A stock option gives you the right, but not the obligation, to buy or sell 100 shares of a specific stock at a specific price within a fixed time period. Driven by technology, options can cost a fraction of actual shares. Too risky? Sitting on the sidelines is as much a choice as going all-in.
6-Jan-19 – I have spent most of the last year – doing two live morning shows a week – on the web having a couple of actual experts and seasoned veterans, Tom Sosnoff and Tony Battista from tastytrade.com, trying to teach me how to trade options. We started my adventure with an account of $250,000 and ended the year – spoiler alert – with pretty much the same amount, give or take $500, even after the December debacle. If the mostly rotten month of December wouldn’t have tossed the markets – especially the tech stocks – off a cliff and screwed things up, I would have ended the year ahead by about $8,000 to $10,000 which, considering that I never really had more than about $50,000 at risk at any given time, would have been a pretty impressive outcome for a complete novice. But it was not to be. Of course, if the Queen had a couple of different chromosomes, she’d be the King. So, who am I to complain?
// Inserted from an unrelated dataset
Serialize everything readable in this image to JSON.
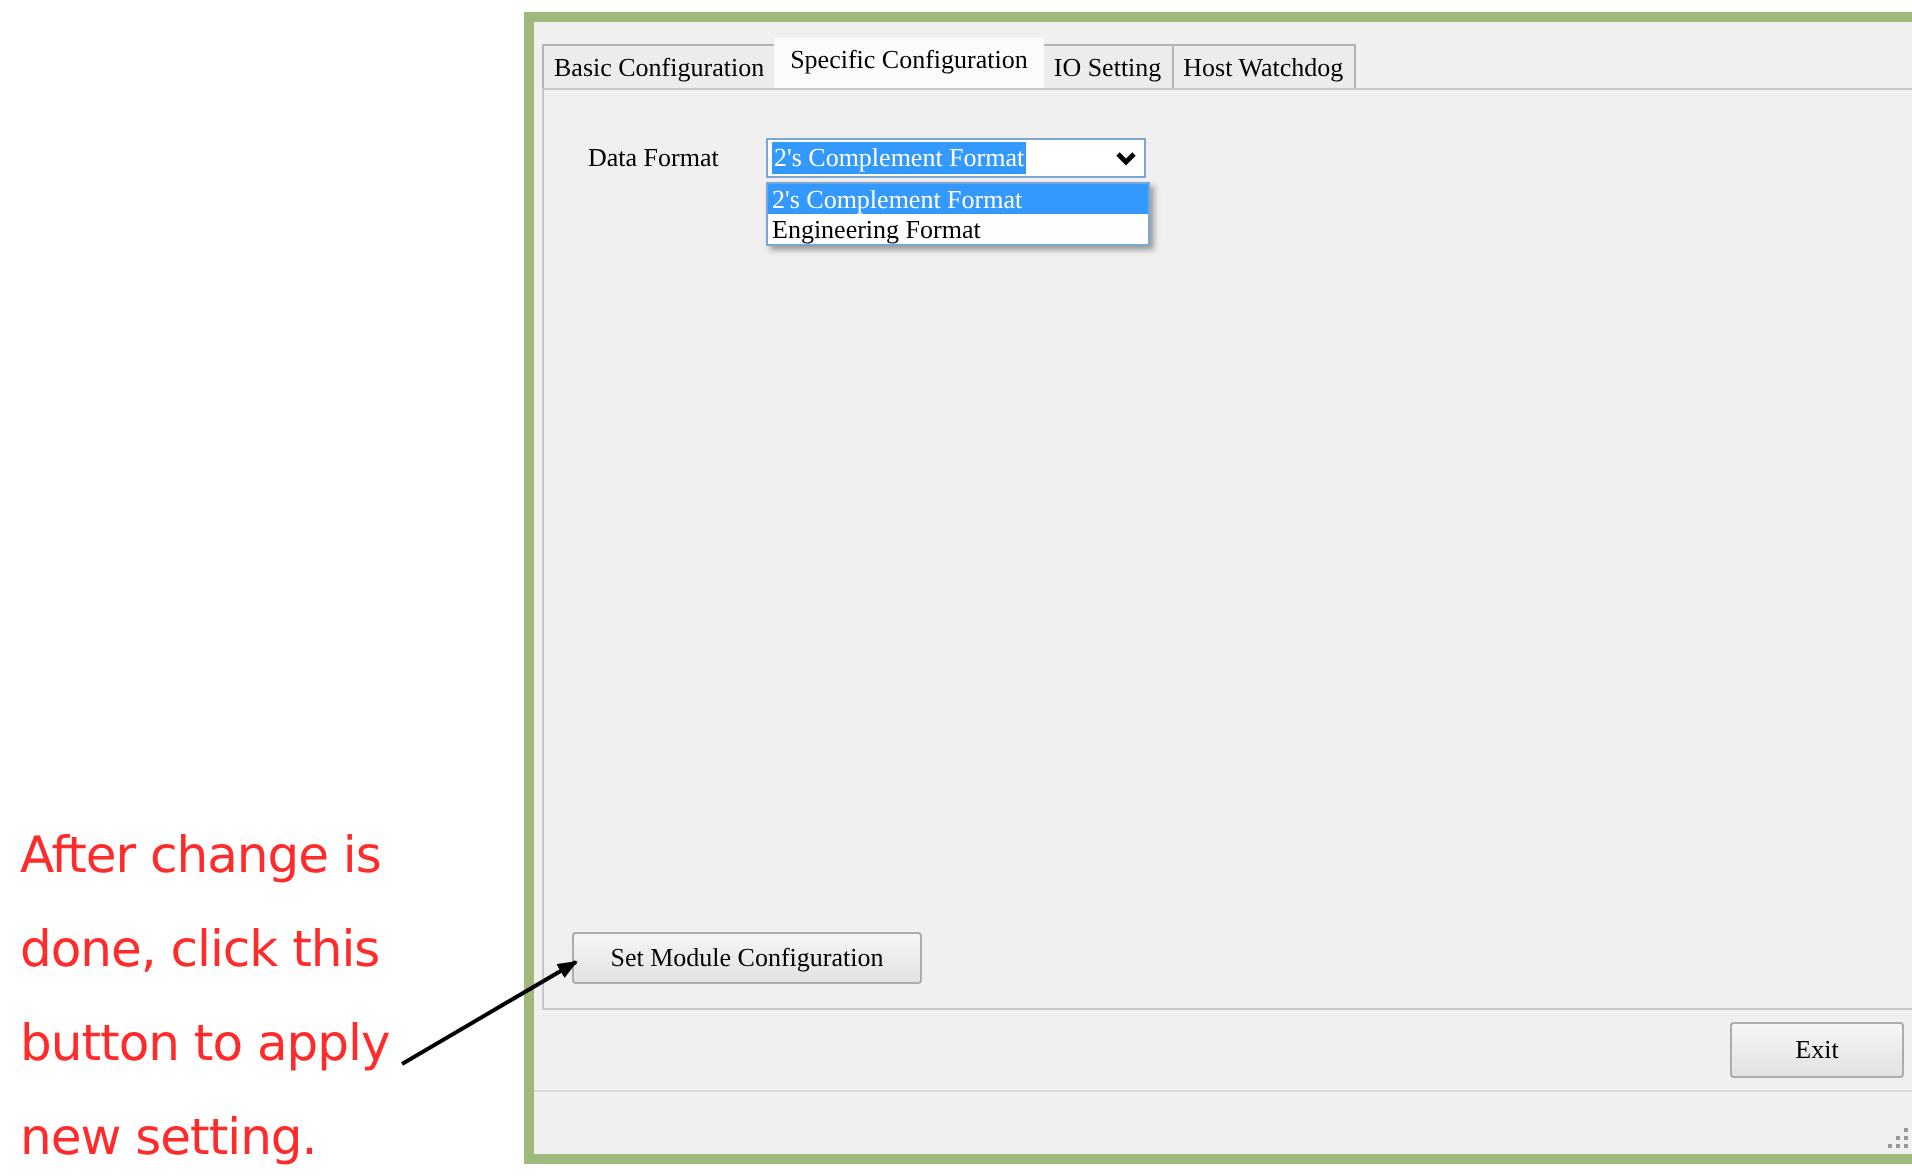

Notwithstanding their clear advice that, by and large over time, betting on the direction of the market or on the up-or-down movement of a specific stock was a losing proposition, I generally did exactly that – betting based on my ideas and beliefs regarding the merits of the specific underlying businesses and assuming that their stock prices would reflect what I thought was likely to be their actual operating performance. Think of this as the struggle of hope (mine) against history (theirs) and you’ll have a pretty good idea of what went on. And, just to make things worse, I never let my complete lack of actual experience get in the way or reduce the fervent intensity of my opinions. Sometimes wrong but never in doubt. I have to say that overall it was a great experience. Experience, in case you don’t know, is what you get when you don’t get what you want. Or, as they used to say about Wall Street in general, they take your money and their experience and turn it into their money and your experience. So, I’m grateful to have broken even and to have learned a few things that I think are worth sharing. Even more importantly, thanks to Tony, I realized, maybe for the first time, that even if your money is safely stuffed in your mattress at home, you’re still in the market – whether you like it or not, whether you know it or not, and whether you want to be or not. Because no one really has a choice today – including the mattress stuffers. If you’re not playing, you’re paying one way or the other. But I’ll get back to that.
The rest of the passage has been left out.